LabCorp | Request for a Board Report on Known Risks of Fulfilling Information Requests and Mitigation Strategies at LabCorp

Status
15.53% votes in favour
AGM date
Proposal number
7
Resolution details
Resolution ask
Report on or disclose
ESG theme
  • Social
ESG sub-theme
  • Public health
Type of vote
Shareholder proposal
Filer type
Shareholder
Company sector
Health Care
Company HQ country
United States
Resolved clause
RESOLVED: Shareholders request that our Board issue a public report detailing any known and potential risks and costs to the Company of fulfilling information requests relating to LabCorp customers for the enforcement of state laws criminalizing abortion access, and setting forth any strategies beyond legal compliance that the Company may deploy to minimize or mitigate these risks. The report should be produced at reasonable expense, exclude proprietary or legally privileged information, and be published within one year of the annual meeting.
Whereas clause
WHEREAS: Following the revocation of the constitutional right to an abortion in June 2022, federal policymakers and legislators have become concerned about the use of personal digital data for the enforcement of state laws that ban or limit abortion access. Congress is currently considering bills that would increase privacy protections for personal reproductive health information. California now requires out-of-state law enforcement seeking personal data from California corporations to attest that the investigation does not involve any crime concerning an abortion that is lawful in California. Law enforcement frequently relies on digital consumer data.
While LabCorp does not publicly report figures on law enforcement requests compliance, Alphabet and Meta alone collectively received around 110,000 requests in the second half of 2021, and each complied with about 80% of those requests.1 In 2022, Meta satisfied a Nebraska police warrant for private Facebook messages from a defendant facing felony charges for allegedly helping her daughter terminate a pregnancy,2 to significant negative press. LabCorp collects sensitive consumer information such as personal health data, internet activity, and commercial information.

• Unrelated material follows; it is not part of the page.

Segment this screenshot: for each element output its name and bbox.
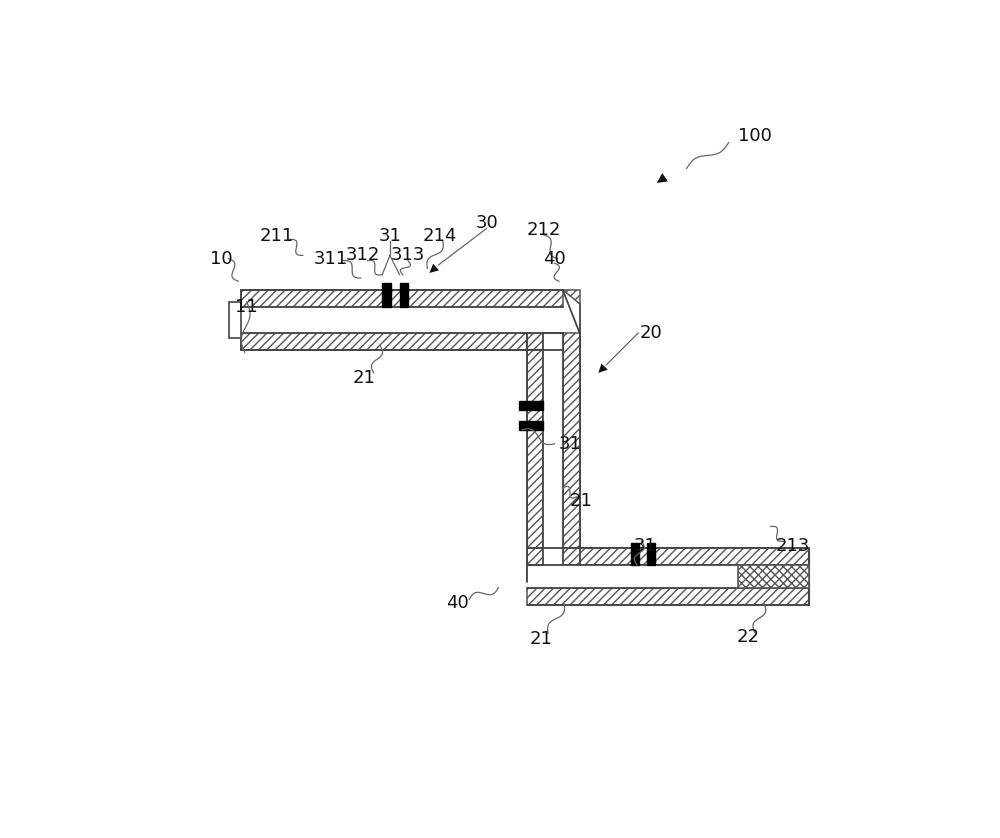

Shareholders are concerned that such data will be accessed without consumer consent by states that criminalize abortion. Indeed, the Company’s privacy policies allow LabCorp to disclose personal consumer information “in response to duly authorized information requests of any law enforcement agency.”3 However, such requests may seek evidence of consumer acts that are inappropriate for LabCorp to voluntarily share – for example, a customer’s activities that were legal in the state where they occurred, such as laboratory testing related to an abortion. Since LabCorp collects and stores digital consumer data, the Company is not immune to abortionrelated law enforcement requests that may create significant reputational, financial, and legal risks. LabCorp is already complying with “deletion rights'' under California law, wherein consumers may request that the Company delete collected personal data that is not legally required to retain. Accordingly, there is a strong brand benefit to upholding and increasing longstanding consumer privacy expectations.